Written by Carol Landis, a TIPL member residing in Johnson City.
We all use energy: individuals, households, businesses, and organizations. It can be expensive and may even be a part of our budgets that seems bloated. We also know that managing energy use can enable us to reallocate some of the money currently being spent for utilities to pay for other things.
In February 2013, the Green Interfaith Network, Inc. (GINI) was awarded a grant from the Harris Fund of the East Tennessee Foundation to help five congregations in Washington County reduce their energy use and apply their savings toward other ministries. Through their “Cool Congregations in Washington County” project, GINI members are ready to help congregations identify strategies to conserve energy, thereby enabling them to redirect funds toward other important ministries–a win-win situation!
To be considered, a faith group must apply (information available online). Congregations in Washington County that are selected to participate in the project are guided through a series of steps. Upon completion, the faith group is awarded an incentive of $500 to begin implementing strategies that can reduce their energy and resource use. The recipients of this incentive return $500 to GINI from their savings within the first year so that more congregations can be helped.
Munsey Memorial United Methodist Church of Johnson City and the Wesley Foundation also in Johnson City were the first two applicants to receive this help. On Oct. 9th, a group of Munsey and GINI members was given a tour of the facilities at Munsey UMC in Johnson City. The second energy assessment took place at the Wesley House near ETSU on Monday, Oct. 21st.
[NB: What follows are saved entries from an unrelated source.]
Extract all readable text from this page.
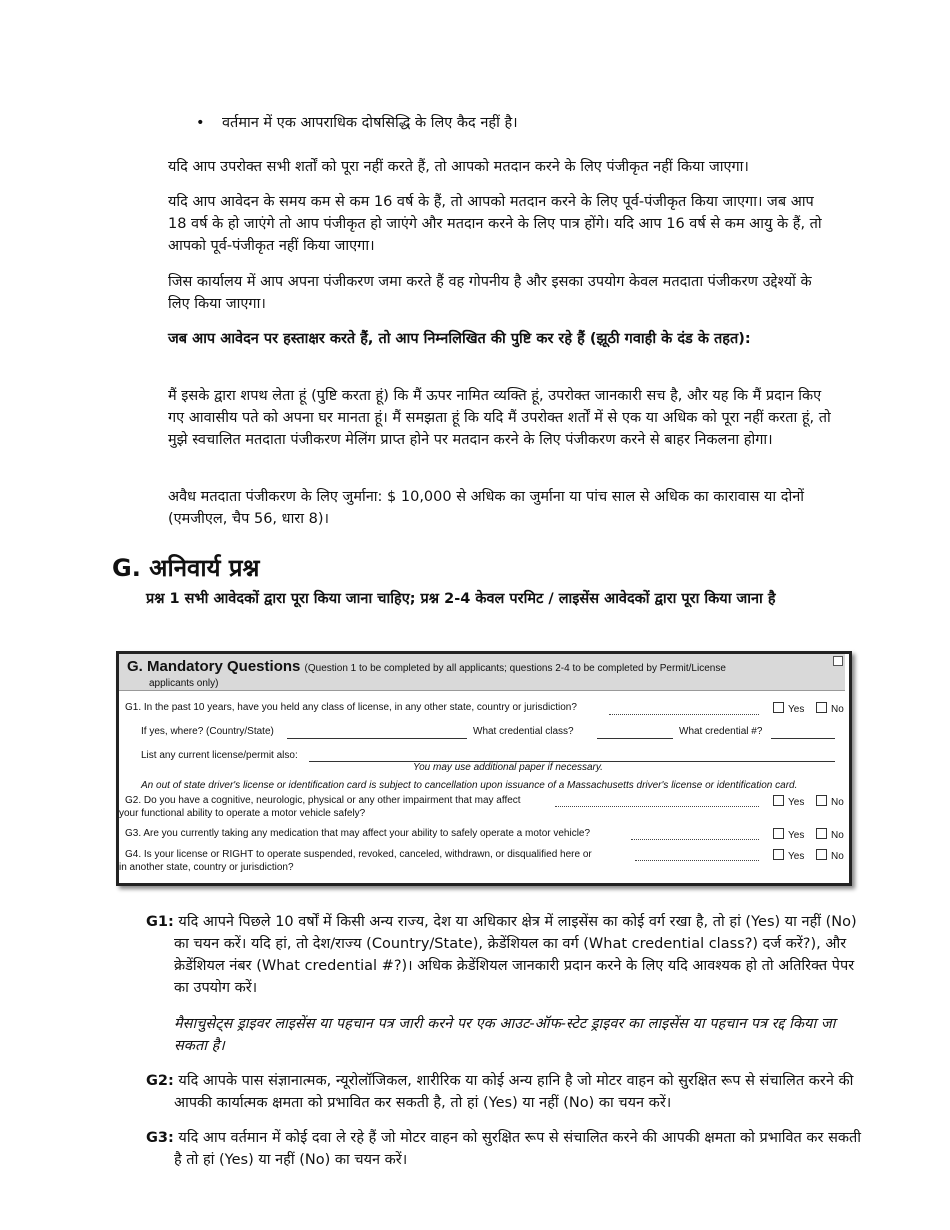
• वर्तमान में एक आपराधिक दोषसिद्धि के लिए कैद नहीं है।

यदि आप उपरोक्त सभी शर्तों को पूरा नहीं करते हैं, तो आपको मतदान करने के लिए पंजीकृत नहीं किया जाएगा।

यदि आप आवेदन के समय कम से कम 16 वर्ष के हैं, तो आपको मतदान करने के लिए पूर्व-पंजीकृत किया जाएगा। जब आप 18 वर्ष के हो जाएंगे तो आप पंजीकृत हो जाएंगे और मतदान करने के लिए पात्र होंगे। यदि आप 16 वर्ष से कम आयु के हैं, तो आपको पूर्व-पंजीकृत नहीं किया जाएगा।

जिस कार्यालय में आप अपना पंजीकरण जमा करते हैं वह गोपनीय है और इसका उपयोग केवल मतदाता पंजीकरण उद्देश्यों के लिए किया जाएगा।

जब आप आवेदन पर हस्ताक्षर करते हैं, तो आप निम्नलिखित की पुष्टि कर रहे हैं (झूठी गवाही के दंड के तहत):

मैं इसके द्वारा शपथ लेता हूं (पुष्टि करता हूं) कि मैं ऊपर नामित व्यक्ति हूं, उपरोक्त जानकारी सच है, और यह कि मैं प्रदान किए गए आवासीय पते को अपना घर मानता हूं। मैं समझता हूं कि यदि मैं उपरोक्त शर्तों में से एक या अधिक को पूरा नहीं करता हूं, तो मुझे स्वचालित मतदाता पंजीकरण मेलिंग प्राप्त होने पर मतदान करने के लिए पंजीकरण करने से बाहर निकलना होगा।

अवैध मतदाता पंजीकरण के लिए जुर्माना: $ 10,000 से अधिक का जुर्माना या पांच साल से अधिक का कारावास या दोनों (एमजीएल, चैप 56, धारा 8)।

G. अनिवार्य प्रश्न
प्रश्न 1 सभी आवेदकों द्वारा पूरा किया जाना चाहिए; प्रश्न 2-4 केवल परमिट / लाइसेंस आवेदकों द्वारा पूरा किया जाना है
G. Mandatory Questions (Question 1 to be completed by all applicants; questions 2-4 to be completed by Permit/License
applicants only)
G1. In the past 10 years, have you held any class of license, in any other state, country or jurisdiction?	Yes	No
If yes, where? (Country/State)	What credential class?	What credential #?
List any current license/permit also:
You may use additional paper if necessary.
An out of state driver's license or identification card is subject to cancellation upon issuance of a Massachusetts driver's license or identification card.
G2. Do you have a cognitive, neurologic, physical or any other impairment that may affect
your functional ability to operate a motor vehicle safely?
Yes	No
G3. Are you currently taking any medication that may affect your ability to safely operate a motor vehicle?	Yes	No
G4. Is your license or RIGHT to operate suspended, revoked, canceled, withdrawn, or disqualified here or
in another state, country or jurisdiction?
Yes	No

G1: यदि आपने पिछले 10 वर्षों में किसी अन्य राज्य, देश या अधिकार क्षेत्र में लाइसेंस का कोई वर्ग रखा है, तो हां (Yes) या नहीं (No) का चयन करें। यदि हां, तो देश/राज्य (Country/State), क्रेडेंशियल का वर्ग (What credential class?) दर्ज करें?), और क्रेडेंशियल नंबर (What credential #?)। अधिक क्रेडेंशियल जानकारी प्रदान करने के लिए यदि आवश्यक हो तो अतिरिक्त पेपर का उपयोग करें।

मैसाचुसेट्स ड्राइवर लाइसेंस या पहचान पत्र जारी करने पर एक आउट-ऑफ-स्टेट ड्राइवर का लाइसेंस या पहचान पत्र रद्द किया जा सकता है।

G2: यदि आपके पास संज्ञानात्मक, न्यूरोलॉजिकल, शारीरिक या कोई अन्य हानि है जो मोटर वाहन को सुरक्षित रूप से संचालित करने की आपकी कार्यात्मक क्षमता को प्रभावित कर सकती है, तो हां (Yes) या नहीं (No) का चयन करें।

G3: यदि आप वर्तमान में कोई दवा ले रहे हैं जो मोटर वाहन को सुरक्षित रूप से संचालित करने की आपकी क्षमता को प्रभावित कर सकती है तो हां (Yes) या नहीं (No) का चयन करें।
In each of these tours, the team of volunteers wrote notes about resource use on a form like the one that Sister Paula Gonzalez (the “solar nun”) developed in Cincinnati in the 1990s. As expected, general considerations on the form (used for assessing resource use) include: the building construction and size (walls, doors, windows, roof/ceilings, & basement); the heating, cooling, & ventilation systems; lighting of all types; and water use. In addition, specific areas related to use of the facility are also considered for potential savings: kitchen and laundry areas, office and technology use, landscaping, outbuildings, and vehicle maintenance.
As the facility is toured, participants indicate areas where recent upgrades and/or cost-saving strategies have been implemented as well as those where changes might still be made. Some no-cost behavioral changes include strategies such as: encouraging turning off lights, closing doors, shutting off pilot lights, adjusting thermostats, etc. Other changes might be low-cost, such as putting a timer on a unit, or using a power strip to turn off a set of appliances or equipment that have an instant-on feature. Still other changes require a more significant investment of time and funds, such as making structural changes or replacing equipment that is inefficient by today’s standards.
The GINI team is not professionally qualified to recommend which strategies to employ, nor provide cost-benefit analyses. The participating congregation must examine current costs and study the research about various options in order to make those value-laden decisions amongst themselves. GINI is pleased to provide procedural support to stimulate action, and offers follow-up communications to help document success as the congregation makes changes.